Thesis: An industry that will experience significant change and innovation is that of cable television networks.
This change has been a long time coming, with the innovation of the high speed Internet access available almost nationwide. Cable TV is going to start to become obsolete in the form we are familiar with currently. Television viewing is going to shift to being predominantly an online activity. This shift has already started to take place with the likes of Netflix and HBOGO. These companies success have already demonstrated that this is an industry poised for disruption. Millenials are starting to take over as the dominant power generation and are much more comfortable with the Internet and streaming shows online.

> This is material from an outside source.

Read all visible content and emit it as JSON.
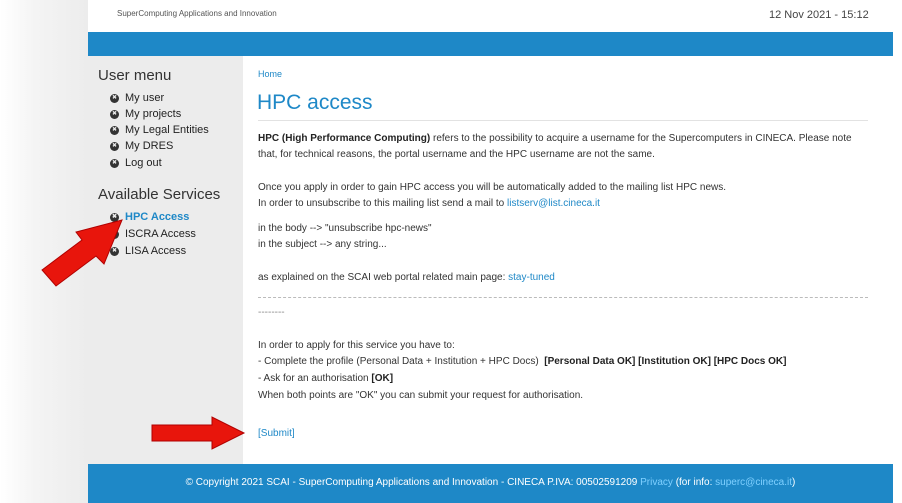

This is demonstrated with the vast number of millenials who use online television streaming services already as compared to other generations.
The biggest change in this industry is that people are going to stop paying for bundles of random TV channels that they don’t watch, but will instead pay for specific channels or shows that they watch (a la carte style i.e Netflix or HBOGO). There is an opportunity for cable companies who currently make most of their revenue through cable subscriptions, to innovate and beat their competitors at moving online. This can be accomplished by creating a service of video on demand in which their own subscriptions. Either allowing the consumer to only pay for what they watch, or for smaller bundles of similarly watched channels. This is going to happen sooner rather than later as Dish has already announced plans to stream ESPN, TBS, Disney, among other channels online for a small $20 per month. As Ebenezer Samuel writes about this Dish package, “No matter how you look at it, Sling TV (Dish’s bundle) is intriguing, and, given time and nurturing by DISH, it has loads of potential. A legitimate and full alternative to cable TV is on the horizon somewhere.” This is a good start, but the new opportunities lie within allowing users to select which channels they watch. If someone only ever watches ESPN, then they should be allowed to only purchase a subscription to watch ESPN and not have to pay to watch the Food Network as well.
The biggest drawback of Sling is that it does not offer any of the major cable services currently. However, Apple is setting about disrupting this. As Miriam Gottfried writes in her Wall Street Journal Article, “Apple’s “skinny” bundle will have about 25 channels, a far cry from the 300-plus ones typically offered through cable systems. Broadcast networks owned by CBS, Walt Disney and 21st Century Fox will be among those.” This is the start of the demise for cable television providers. Unless they recognize this trend away from cable TV subscriptions and act quickly on it, some companies are going to be left in the dust.